Há coisas do teatro!
De repente, parece que por ser 2019, um dos meus anos preferidos está a tornar-se mais presente do que nunca. Até em coisas que já não recordava, confirmando que foi afinal um ano que me marcou mais do que a minha memória consciente pode testemunhar.
Na passada quinta feira fui até ao Auditório Municipal Amélia Rey Colaço ver "Bululú - estórias da invenção do Mundo", interpretado por Pedro Giestas e Tiago Fernandes, da Companhia de Atores. Algures no meio da peça pensei "há qualquer coisa de Ñaque nesta peça". Não me recordava de quando tinha visto Ñaque. Sabia só que tinha sido há muitos anos e que tinha gostado muito da peça. Não me lembrava sequer do título completo da peça que havia visto - "Ñaque ou sobre piolhos e actores" ou da companhia que o encenera - o Teatro Meridional. No entanto, lembrei-me do nome, sem qualquer esforço, ao assistir a Bululú.
Quanto saí da peça e pude ir à internet, uma simples pesquisa "Ñaque Bululu" convocou algumas informações importantes.
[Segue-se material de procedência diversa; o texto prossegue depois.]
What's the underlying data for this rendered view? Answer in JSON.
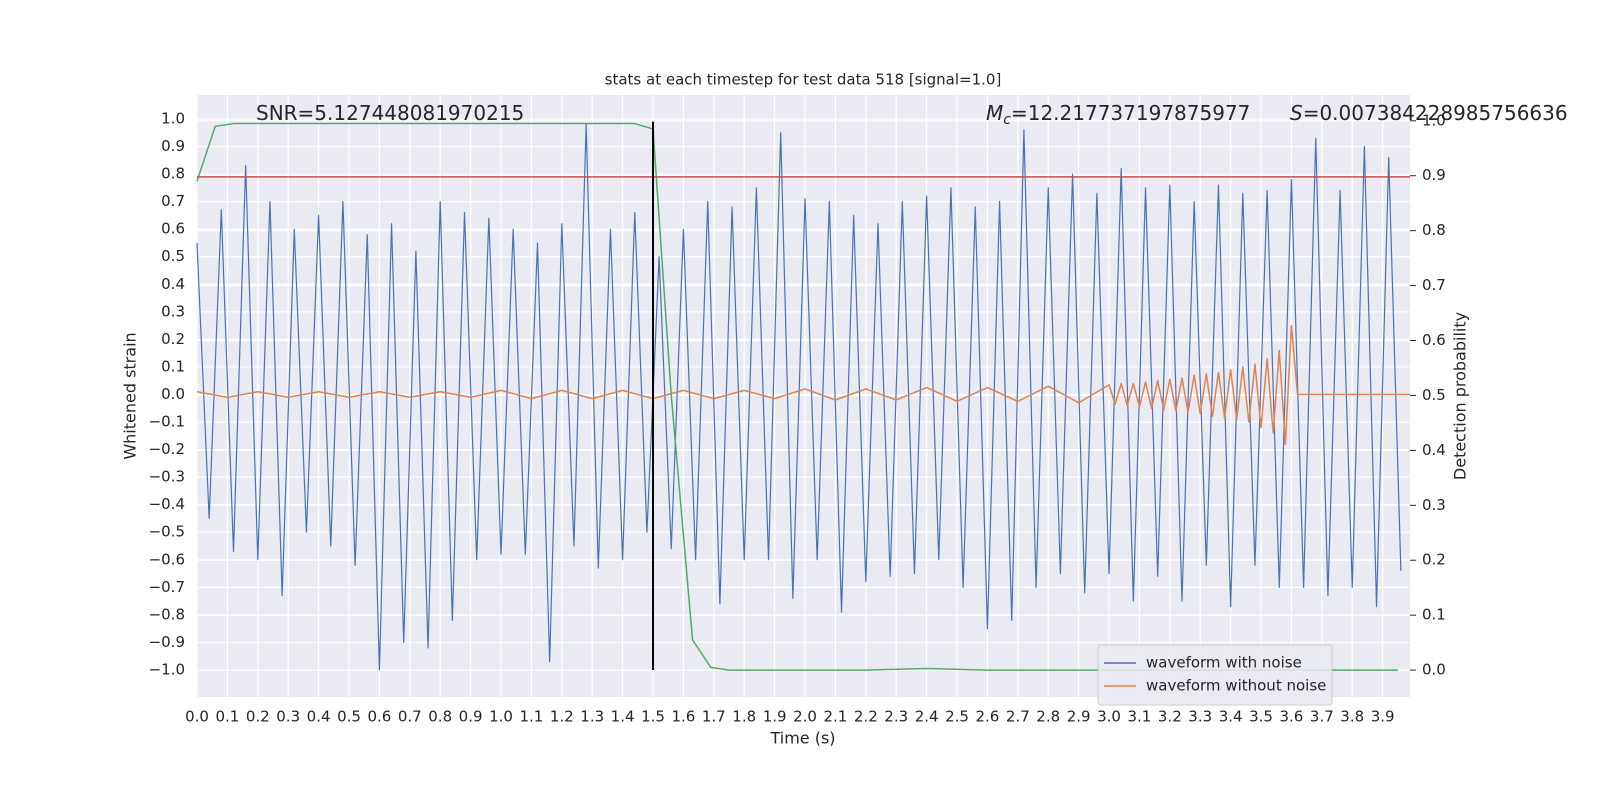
{
  "chart_data": {
    "type": "line",
    "title": "stats at each timestep for test data 518 [signal=1.0]",
    "xlabel": "Time (s)",
    "ylabel": "Whitened strain",
    "y2label": "Detection probability",
    "xlim": [
      0,
      3.99
    ],
    "ylim": [
      -1.098,
      1.087
    ],
    "y2lim": [
      -0.049,
      1.047
    ],
    "xticks": [
      {
        "value": 0,
        "label": "0.0"
      },
      0.1,
      0.2,
      0.3,
      0.4,
      0.5,
      0.6,
      0.7,
      0.8,
      0.9,
      {
        "value": 1,
        "label": "1.0"
      },
      1.1,
      1.2,
      1.3,
      1.4,
      1.5,
      1.6,
      1.7,
      1.8,
      1.9,
      {
        "value": 2,
        "label": "2.0"
      },
      2.1,
      2.2,
      2.3,
      2.4,
      2.5,
      2.6,
      2.7,
      2.8,
      2.9,
      {
        "value": 3,
        "label": "3.0"
      },
      3.1,
      3.2,
      3.3,
      3.4,
      3.5,
      3.6,
      3.7,
      3.8,
      3.9
    ],
    "yticks": [
      {
        "value": -1,
        "label": "−1.0"
      },
      {
        "value": -0.9,
        "label": "−0.9"
      },
      {
        "value": -0.8,
        "label": "−0.8"
      },
      {
        "value": -0.7,
        "label": "−0.7"
      },
      {
        "value": -0.6,
        "label": "−0.6"
      },
      {
        "value": -0.5,
        "label": "−0.5"
      },
      {
        "value": -0.4,
        "label": "−0.4"
      },
      {
        "value": -0.3,
        "label": "−0.3"
      },
      {
        "value": -0.2,
        "label": "−0.2"
      },
      {
        "value": -0.1,
        "label": "−0.1"
      },
      {
        "value": 0,
        "label": "0.0"
      },
      0.1,
      0.2,
      0.3,
      0.4,
      0.5,
      0.6,
      0.7,
      0.8,
      0.9,
      {
        "value": 1,
        "label": "1.0"
      }
    ],
    "y2ticks": [
      {
        "value": 0,
        "label": "0.0"
      },
      0.1,
      0.2,
      0.3,
      0.4,
      0.5,
      0.6,
      0.7,
      0.8,
      0.9,
      {
        "value": 1,
        "label": "1.0"
      }
    ],
    "grid": true,
    "legend": "lower right",
    "annotations": [
      {
        "text": "SNR=5.127448081970215"
      },
      {
        "symbol": "M",
        "subscript": "c",
        "text": "=12.217737197875977"
      },
      {
        "symbol": "S",
        "text": "=0.007384228985756636"
      }
    ],
    "hlines": [
      {
        "y": 0.79,
        "color": "#c44e52"
      }
    ],
    "vlines": [
      {
        "x": 1.5,
        "ymin": -1,
        "ymax": 0.99,
        "color": "#000000"
      }
    ],
    "series": [
      {
        "name": "waveform with noise",
        "color": "#4c72b0",
        "x": [
          0,
          0.04,
          0.08,
          0.12,
          0.16,
          0.2,
          0.24,
          0.28,
          0.32,
          0.36,
          0.4,
          0.44,
          0.48,
          0.52,
          0.56,
          0.6,
          0.64,
          0.68,
          0.72,
          0.76,
          0.8,
          0.84,
          0.88,
          0.92,
          0.96,
          1,
          1.04,
          1.08,
          1.12,
          1.16,
          1.2,
          1.24,
          1.28,
          1.32,
          1.36,
          1.4,
          1.44,
          1.48,
          1.52,
          1.56,
          1.6,
          1.64,
          1.68,
          1.72,
          1.76,
          1.8,
          1.84,
          1.88,
          1.92,
          1.96,
          2,
          2.04,
          2.08,
          2.12,
          2.16,
          2.2,
          2.24,
          2.28,
          2.32,
          2.36,
          2.4,
          2.44,
          2.48,
          2.52,
          2.56,
          2.6,
          2.64,
          2.68,
          2.72,
          2.76,
          2.8,
          2.84,
          2.88,
          2.92,
          2.96,
          3,
          3.04,
          3.08,
          3.12,
          3.16,
          3.2,
          3.24,
          3.28,
          3.32,
          3.36,
          3.4,
          3.44,
          3.48,
          3.52,
          3.56,
          3.6,
          3.64,
          3.68,
          3.72,
          3.76,
          3.8,
          3.84,
          3.88,
          3.92,
          3.96
        ],
        "values": [
          0.55,
          -0.45,
          0.67,
          -0.57,
          0.83,
          -0.6,
          0.7,
          -0.73,
          0.6,
          -0.5,
          0.65,
          -0.55,
          0.7,
          -0.62,
          0.58,
          -1.0,
          0.62,
          -0.9,
          0.52,
          -0.92,
          0.7,
          -0.82,
          0.66,
          -0.6,
          0.64,
          -0.58,
          0.6,
          -0.58,
          0.55,
          -0.97,
          0.62,
          -0.55,
          0.98,
          -0.63,
          0.6,
          -0.6,
          0.66,
          -0.5,
          0.5,
          -0.56,
          0.6,
          -0.6,
          0.7,
          -0.76,
          0.68,
          -0.6,
          0.75,
          -0.6,
          0.95,
          -0.74,
          0.71,
          -0.6,
          0.7,
          -0.79,
          0.65,
          -0.68,
          0.62,
          -0.66,
          0.7,
          -0.65,
          0.72,
          -0.6,
          0.75,
          -0.7,
          0.68,
          -0.85,
          0.7,
          -0.82,
          0.96,
          -0.7,
          0.75,
          -0.65,
          0.8,
          -0.72,
          0.73,
          -0.65,
          0.82,
          -0.75,
          0.75,
          -0.66,
          0.76,
          -0.75,
          0.7,
          -0.62,
          0.76,
          -0.77,
          0.73,
          -0.62,
          0.74,
          -0.7,
          0.78,
          -0.7,
          0.93,
          -0.73,
          0.74,
          -0.7,
          0.9,
          -0.77,
          0.86,
          -0.64
        ]
      },
      {
        "name": "waveform without noise",
        "color": "#dd8452",
        "x": [
          0,
          0.1,
          0.2,
          0.3,
          0.4,
          0.5,
          0.6,
          0.7,
          0.8,
          0.9,
          1,
          1.1,
          1.2,
          1.3,
          1.4,
          1.5,
          1.6,
          1.7,
          1.8,
          1.9,
          2,
          2.1,
          2.2,
          2.3,
          2.4,
          2.5,
          2.6,
          2.7,
          2.8,
          2.9,
          3,
          3.02,
          3.04,
          3.06,
          3.08,
          3.1,
          3.12,
          3.14,
          3.16,
          3.18,
          3.2,
          3.22,
          3.24,
          3.26,
          3.28,
          3.3,
          3.32,
          3.34,
          3.36,
          3.38,
          3.4,
          3.42,
          3.44,
          3.46,
          3.48,
          3.5,
          3.52,
          3.54,
          3.56,
          3.58,
          3.6,
          3.62,
          3.99
        ],
        "values": [
          0.01,
          -0.01,
          0.01,
          -0.01,
          0.01,
          -0.01,
          0.01,
          -0.01,
          0.01,
          -0.01,
          0.015,
          -0.015,
          0.015,
          -0.015,
          0.015,
          -0.015,
          0.015,
          -0.015,
          0.015,
          -0.015,
          0.02,
          -0.02,
          0.02,
          -0.02,
          0.025,
          -0.025,
          0.025,
          -0.025,
          0.03,
          -0.03,
          0.035,
          -0.035,
          0.04,
          -0.04,
          0.04,
          -0.045,
          0.045,
          -0.05,
          0.05,
          -0.055,
          0.055,
          -0.06,
          0.06,
          -0.065,
          0.07,
          -0.07,
          0.075,
          -0.08,
          0.08,
          -0.085,
          0.09,
          -0.09,
          0.1,
          -0.1,
          0.11,
          -0.12,
          0.13,
          -0.14,
          0.16,
          -0.18,
          0.25,
          0,
          0
        ]
      },
      {
        "axis": "y2",
        "color": "#55a868",
        "x": [
          0,
          0.06,
          0.12,
          0.3,
          0.6,
          0.9,
          1.2,
          1.44,
          1.5,
          1.56,
          1.63,
          1.69,
          1.75,
          2,
          2.2,
          2.4,
          2.6,
          2.8,
          3,
          3.2,
          3.4,
          3.6,
          3.8,
          3.95
        ],
        "values": [
          0.89,
          0.99,
          0.995,
          0.995,
          0.995,
          0.995,
          0.995,
          0.995,
          0.985,
          0.5,
          0.055,
          0.005,
          0,
          0,
          0,
          0.003,
          0,
          0,
          0,
          0,
          0,
          0,
          0,
          0
        ]
      }
    ]
  }
}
A primeira, que confirmou a minha impressão, foi a descoberta da passagem infra:
“Heis-de saber, meus senhores, que há oito tipos de companhias e de representantes, todas diferentes : bululú, ñaque, gangarilha, cambaleo, garnacha, bojiganga, farândula e companhia (...); ñaque são dois homens que fazem um trecho dum auto, um entremês e dizem umas oitavas e duas ou três loas. Cobram a oitavo, vivem contentes, dormem vestidos, comem como esfomeados, despiolham-se no verão entre os trigais e, no inverno, com o frio, não sentem os piolhos.”
Agustín de Rojas Villadandro “El viaje entretenido” (1603)
Havia afinal uma ligação de séculos entre Ñaque e Bululu, mesmo se demorei 25 anos a percebê-lo. E essa foi a segunda descoberta. Tinha visto Ñaque em 1994 (mas onde? CCB?) tornando-se mais um dos elementos que faz ser esse um dos meus anos preferidos. Também pela memória, agora reavivada de um texto que me marcara e que gostava de voltar a ver representado de novo.
Da encenação e representação de Bululú em 2019 só pode dizer-se bem, como já esperava, da Companhia e dos atores envolvidos. Deram tudo no palco, tal como o texto dá tudo sobre os atores, confirmando-se uma reflexão sempre atual sobre a condição cénica. Em cena até 30 de novembro.